On April 17, 1754, Ensign Ward was surprised by the appearance of Frenchmen, who landed, planted their cannon and summoned the English to surrender. The French soon demolished an unfinished fort and built in its place a much larger and better one, calling it Fort Duquesne, in honor of the Marquis Duquesne, the French Governor of Canada.

This was the actual beginning of what is now Pittsburgh, but there were many stirring conflicts for permanent possession of the site at the “Forks of the Ohio.”

When General John Forbes invested Fort Duquesne November 25, 1758, he marched into a place which had been abandoned by the French and instead of a formidable fortress it was now nothing but a mass of blackened and smoldering ruins. The enemy, after burning the barracks and storehouses, had blown up the fortifications. Forbes’ first care was to provide a better defense and shelter for his troops, and a strong stockade was built, which he named Pittsburgh, in honor of England’s great Minister William Pitt.

A strong fort was subsequently built, which was known as Fort Pitt, and which continued until after the Revolutionary War to be the western base of the military department.

The first town of Pittsburgh was built near Fort Pitt in 1760. In a very carefully prepared list of the houses and the inhabitants outside of the fort, headed “a return of the number of houses of the names of the owners and number of the names of the owners and number of men, women and children in each house Fort Pitt, April 14, 1761,” the number of inhabitants is 233, with the addition[addition] of ninety-five officers, soldiers and their families residing in the town, making the whole number 328. There were 104 houses. The lower town was nearer the fort, the upper on higher ground, principally along the bank of the Monongahela, extending as far as the present Market Street.

This town enjoyed comparative quiet until the Pontiac War, in 1763, when Fort Pitt was completely surrounded by the savage foe and the garrison reduced to dire straits until relieved by Colonel Bouquet.

The second town of Pittsburgh was laid out in 1765, by Colonel John Campbell, by permission of the commandant of Fort Pitt.
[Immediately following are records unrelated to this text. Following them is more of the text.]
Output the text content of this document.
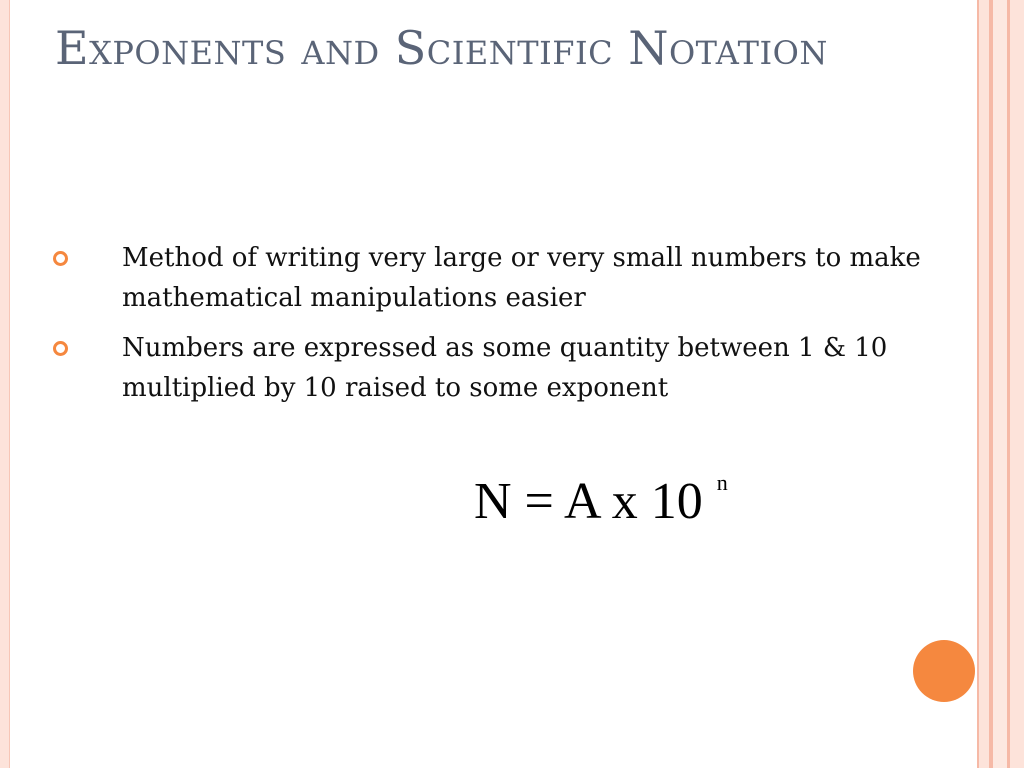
Exponents and Scientific Notation
Method of writing very large or very small numbers to make mathematical manipulations easier
Numbers are expressed as some quantity between 1 & 10 multiplied by 10 raised to some exponent
N = A x 10 $^n$
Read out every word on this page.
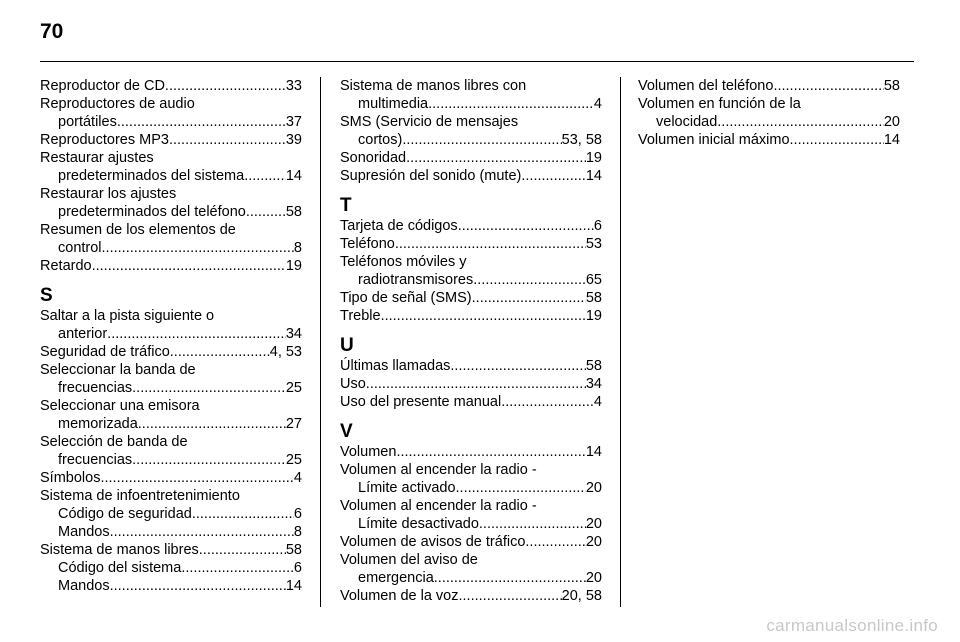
70
Reproductor de CD .....	33
Reproductores de audio
portátiles .....	37
Reproductores MP3 .....	39
Restaurar ajustes
predeterminados del sistema .....	14
Restaurar los ajustes
predeterminados del teléfono .....	58
Resumen de los elementos de
control .....	8
Retardo .....	19
S
Saltar a la pista siguiente o
anterior .....	34
Seguridad de tráfico .....	4, 53
Seleccionar la banda de
frecuencias .....	25
Seleccionar una emisora
memorizada .....	27
Selección de banda de
frecuencias .....	25
Símbolos .....	4
Sistema de infoentretenimiento
Código de seguridad .....	6
Mandos .....	8
Sistema de manos libres .....	58
Código del sistema .....	6
Mandos .....	14
Sistema de manos libres con
multimedia .....	4
SMS (Servicio de mensajes
cortos) .....	53, 58
Sonoridad .....	19
Supresión del sonido (mute) .....	14
T
Tarjeta de códigos .....	6
Teléfono .....	53
Teléfonos móviles y
radiotransmisores .....	65
Tipo de señal (SMS) .....	58
Treble .....	19
U
Últimas llamadas .....	58
Uso .....	34
Uso del presente manual .....	4
V
Volumen .....	14
Volumen al encender la radio -
Límite activado .....	20
Volumen al encender la radio -
Límite desactivado .....	20
Volumen de avisos de tráfico .....	20
Volumen del aviso de
emergencia .....	20
Volumen de la voz .....	20, 58
Volumen del teléfono .....	58
Volumen en función de la
velocidad .....	20
Volumen inicial máximo .....	14
carmanualsonline.info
It comprised the ground bounded by present Water Street, Second and Ferry Streets. Campbell’s plan of lots was subsequently incorporated unaltered in the survey made by George Woods for the Penns in 1784, and is known as the “Old Military Plan.” Several of these houses built of hewn logs and weather-boarded stood until quite recently and the old redoubt of Colonel Bouquet, built in 1764, north of the present Penn Street, west of Point, remains the most valued relic of the pre-Revolutionary days in Western Pennsylvania.

The little building is of brick, five-sided, with two floors having a squared oak log with loop holes on each floor. There are two underground passages, one connecting it with the fort, and the other leading to the Monongahela River. This building and ground upon which it stands is owned by the Daughters of the American Revolution of Allegheny County, who keep it in excellent repair. It was the gift of Mrs. Mary E. Schenley, April 1, 1894.

During the Revolution the Assembly confiscated the property of the Penn family, excepting certain manors and other property which the Proprietaries held in their private capacities by devise, purchase, or descent. The Manor of Pittsburgh contained 5766 acres and included the present city of Pittsburgh and the country eastward of it and south of the Monongahela; this was surveyed March 27, 1769, and remained as the property of the Penns.